Nelle carte lei ammette di aver pagato in nero alcuni operai, possibile che non ne avesse mai parlato in famiglia?
«Sì e mi dispiace. Come papà ho sempre cercato di tutelare la mia famiglia. Ho affrontato i momenti difficili da solo, senza parlarne con i miei familiari perché non volevo si preoccupassero. sono pronto a rispondere dei miei errori. Ma dovete lasciar stare la mia famiglia, i miei figli che non c’entrano nulla con tutto questo. Quando si commettono degli errori li si nasconde ai propri figli perché si ha paura che possano perdere la stima nei tuoi confronti. Io volevo che i miei figli fossero orgogliosi del loro papà. E ora non so se è così ed è la cosa che mi fa più male».
Perché sua moglie ha deciso di ricoprire il ruolo di amministratore della società? È vero che in quanto insegnante e dipendente pubblica per legge non poteva ricoprire tale incarico?
«Lo abbiamo scoperto negli ultimi anni è così ci si è attrezzati per cederla. Abbiamo sempre detto ai nostri figli che era tutto in regola».

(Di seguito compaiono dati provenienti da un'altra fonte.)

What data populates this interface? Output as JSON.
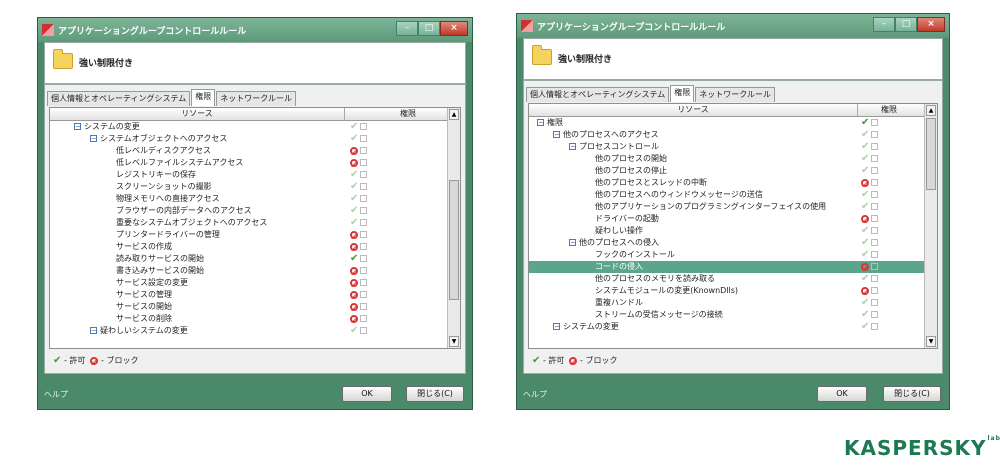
{
  "windows": [
    {
      "title": "アプリケーショングループコントロールルール",
      "profile_name": "強い制限付き",
      "tabs": [
        "個人情報とオペレーティングシステム",
        "権限",
        "ネットワークルール"
      ],
      "active_tab": 1,
      "column_resource": "リソース",
      "column_permission": "権限",
      "rows": [
        {
          "label": "システムの変更",
          "level": 1,
          "toggle": "−",
          "perm": "allow",
          "dim": true
        },
        {
          "label": "システムオブジェクトへのアクセス",
          "level": 2,
          "toggle": "−",
          "perm": "allow",
          "dim": true
        },
        {
          "label": "低レベルディスクアクセス",
          "level": 3,
          "perm": "block"
        },
        {
          "label": "低レベルファイルシステムアクセス",
          "level": 3,
          "perm": "block"
        },
        {
          "label": "レジストリキーの保存",
          "level": 3,
          "perm": "allow",
          "dim": true
        },
        {
          "label": "スクリーンショットの撮影",
          "level": 3,
          "perm": "allow",
          "dim": true
        },
        {
          "label": "物理メモリへの直接アクセス",
          "level": 3,
          "perm": "allow",
          "dim": true
        },
        {
          "label": "ブラウザーの内部データへのアクセス",
          "level": 3,
          "perm": "allow",
          "dim": true
        },
        {
          "label": "重要なシステムオブジェクトへのアクセス",
          "level": 3,
          "perm": "allow",
          "dim": true
        },
        {
          "label": "プリンタードライバーの管理",
          "level": 3,
          "perm": "block"
        },
        {
          "label": "サービスの作成",
          "level": 3,
          "perm": "block"
        },
        {
          "label": "読み取りサービスの開始",
          "level": 3,
          "perm": "allow",
          "dim": false
        },
        {
          "label": "書き込みサービスの開始",
          "level": 3,
          "perm": "block"
        },
        {
          "label": "サービス設定の変更",
          "level": 3,
          "perm": "block"
        },
        {
          "label": "サービスの管理",
          "level": 3,
          "perm": "block"
        },
        {
          "label": "サービスの開始",
          "level": 3,
          "perm": "block"
        },
        {
          "label": "サービスの削除",
          "level": 3,
          "perm": "block"
        },
        {
          "label": "疑わしいシステムの変更",
          "level": 2,
          "toggle": "−",
          "perm": "allow",
          "dim": true
        }
      ],
      "legend_allow": "- 許可",
      "legend_block": "- ブロック",
      "help": "ヘルプ",
      "ok_label": "OK",
      "close_label": "閉じる(C)"
    },
    {
      "title": "アプリケーショングループコントロールルール",
      "profile_name": "強い制限付き",
      "tabs": [
        "個人情報とオペレーティングシステム",
        "権限",
        "ネットワークルール"
      ],
      "active_tab": 1,
      "column_resource": "リソース",
      "column_permission": "権限",
      "rows": [
        {
          "label": "権限",
          "level": 0,
          "toggle": "−",
          "perm": "allow",
          "dim": false
        },
        {
          "label": "他のプロセスへのアクセス",
          "level": 1,
          "toggle": "−",
          "perm": "allow",
          "dim": true
        },
        {
          "label": "プロセスコントロール",
          "level": 2,
          "toggle": "−",
          "perm": "allow",
          "dim": true
        },
        {
          "label": "他のプロセスの開始",
          "level": 3,
          "perm": "allow",
          "dim": true
        },
        {
          "label": "他のプロセスの停止",
          "level": 3,
          "perm": "allow",
          "dim": true
        },
        {
          "label": "他のプロセスとスレッドの中断",
          "level": 3,
          "perm": "block"
        },
        {
          "label": "他のプロセスへのウィンドウメッセージの送信",
          "level": 3,
          "perm": "allow",
          "dim": true
        },
        {
          "label": "他のアプリケーションのプログラミングインターフェイスの使用",
          "level": 3,
          "perm": "allow",
          "dim": true
        },
        {
          "label": "ドライバーの起動",
          "level": 3,
          "perm": "block"
        },
        {
          "label": "疑わしい操作",
          "level": 3,
          "perm": "allow",
          "dim": true
        },
        {
          "label": "他のプロセスへの侵入",
          "level": 2,
          "toggle": "−",
          "perm": "allow",
          "dim": true
        },
        {
          "label": "フックのインストール",
          "level": 3,
          "perm": "allow",
          "dim": true
        },
        {
          "label": "コードの侵入",
          "level": 3,
          "perm": "block",
          "selected": true
        },
        {
          "label": "他のプロセスのメモリを読み取る",
          "level": 3,
          "perm": "allow",
          "dim": true
        },
        {
          "label": "システムモジュールの変更(KnownDlls)",
          "level": 3,
          "perm": "block"
        },
        {
          "label": "重複ハンドル",
          "level": 3,
          "perm": "allow",
          "dim": true
        },
        {
          "label": "ストリームの受信メッセージの接続",
          "level": 3,
          "perm": "allow",
          "dim": true
        },
        {
          "label": "システムの変更",
          "level": 1,
          "toggle": "−",
          "perm": "allow",
          "dim": true
        }
      ],
      "legend_allow": "- 許可",
      "legend_block": "- ブロック",
      "help": "ヘルプ",
      "ok_label": "OK",
      "close_label": "閉じる(C)"
    }
  ],
  "logo": {
    "text": "KASPERSKY",
    "suffix": "lab",
    "color": "#1a7a52"
  },
  "colors": {
    "window_frame": "#4a8a6a",
    "allow": "#3c9a3c",
    "block": "#dd3333",
    "selected_row": "#5aa58c"
  }
}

Perché tra i documenti forniti da suo figlio mancano alcuni contratti estivi?
«Luigi ha lavorato per l’azienda di famiglia da febbraio a maggio 2008 regolarmente contrattualizzato; d’estate qualche volta mi accompagnava al cantiere».
Sì, ma lui ha usato toni diversi. E tra gli aspetti stravaganti, c’è anche il fatto che nei suoi terreni c’è pure un campo da calcio dove si allenano i pulcini della squadra locale…
«Il campo di calcio non è mio ma è adiacente al terreno di Mariglianella, questo sì è di proprietà mia e di mia sorella e viene utilizzato da chi gestisce il campo di calcio in virtù di un contratto di comodato verbale per far giocare i bambini».
Perché ha tirato in mezzo suo figlio in questa vicenda nominandolo socio quando era già in politica?
«Tenevo molto a questa attività, ha sempre avuto per me un valore anche affettivo. Volevo lasciare qualcosa ai miei figli e poi Rosalba studiava per diventare architetto. Luigi non ha mai gestito questa azienda, ne era solo socio».
Che manovale era Luigi?
«Serio, ha sempre lavorato con dedizione e impegno».